Setelah mengukur toga kelulusan aku dan Jen memutuskan untuk pulang karena tidak ada lagi yang bisa kami lakukan di sekolah. Eric sudah pulang lebih dulu sejak tadi bersama Julian. Kami berjalan menuju lokerku untuk mengambil beberapa barang dan tasku. Kubuka lokerku untuk mengosongkannya, isinya hanya beberapa buku yang tertinggal. Tiba-tiba sepasang kaki berhenti tepat di balik lokerku, kututup pintu lokerku dan memandang laki-laki berambut coklat chestnut di depanku.
"Ehhh, Cara aku duluan, ok? Dane sudah menungguku. Bye Cara! Bye Vincent!" Jen yang sebelumnya berdiri di sebelahku mulai berjalan menjauh sambil melambaikan tangannya, aku menatapnya dengan curiga sebelum mengembalikan perhatianku pada sosok di depanku lagi.
"Hey." sapanya, matanya yang berwarna biru muda memandangku sambil tersenyum. Ia memiliki wajah yang cute, dengan lesung pipinya yang terlihat menonjol.
"Hai, kau ada di kelas Geometri juga kan?" Aku ingat pernah melihatnya sesekali di kelas geometri.

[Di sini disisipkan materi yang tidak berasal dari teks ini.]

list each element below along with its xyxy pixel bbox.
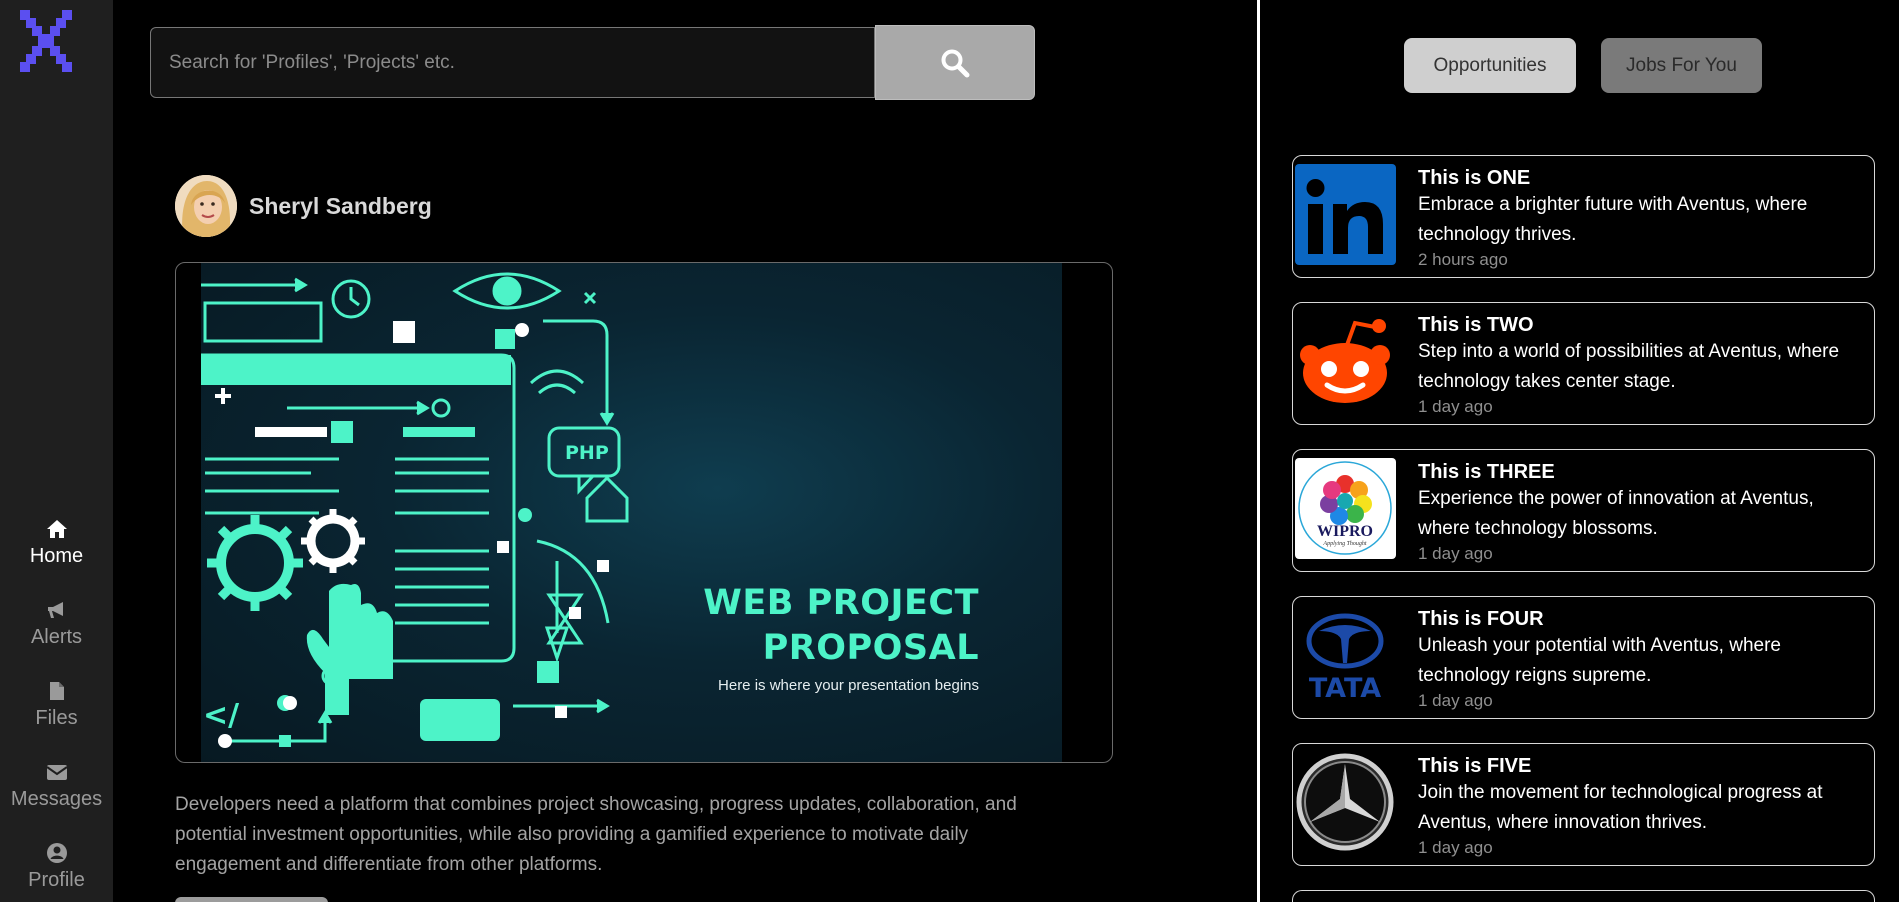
search-input[interactable] xyxy=(150,27,876,98)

"Yeah, namaku Vincent Brooks." balasnya sambil mengulurkan tangannya, aku membalas uluran tangannya.
"Caroline Brennan." Balasku.
"Aku tahu." ia tertawa kecil, "Hey, Jenna bilang kau belum memiliki partner untuk pergi ke pesta Prom..." Ia berhenti sejenak untuk menunggu reaksiku. Aku benar-benar akan membunuh Jen, pikirku sambil terus berusaha menjaga senyuman di wajahku lalu mengangguk pada Vincent.
"Apa kau mau pergi bersamaku?" Tanyanya dengan agak malu, ia benar-benar terlihat cute.
"Yeah, tentu saja." Jawabku sambil tersenyum kecil, tidak ada salahnya pergi bersamanya. Lagipula ia terlihat seperti anak baik-baik. Kami mengobrol sebentar sambil berjalan menuju halaman parkir, lalu ia meminta nomor handphoneku. Saat aku melihat ke arah gerbang, mobil Alex sudah terparkir di luar sekolahku.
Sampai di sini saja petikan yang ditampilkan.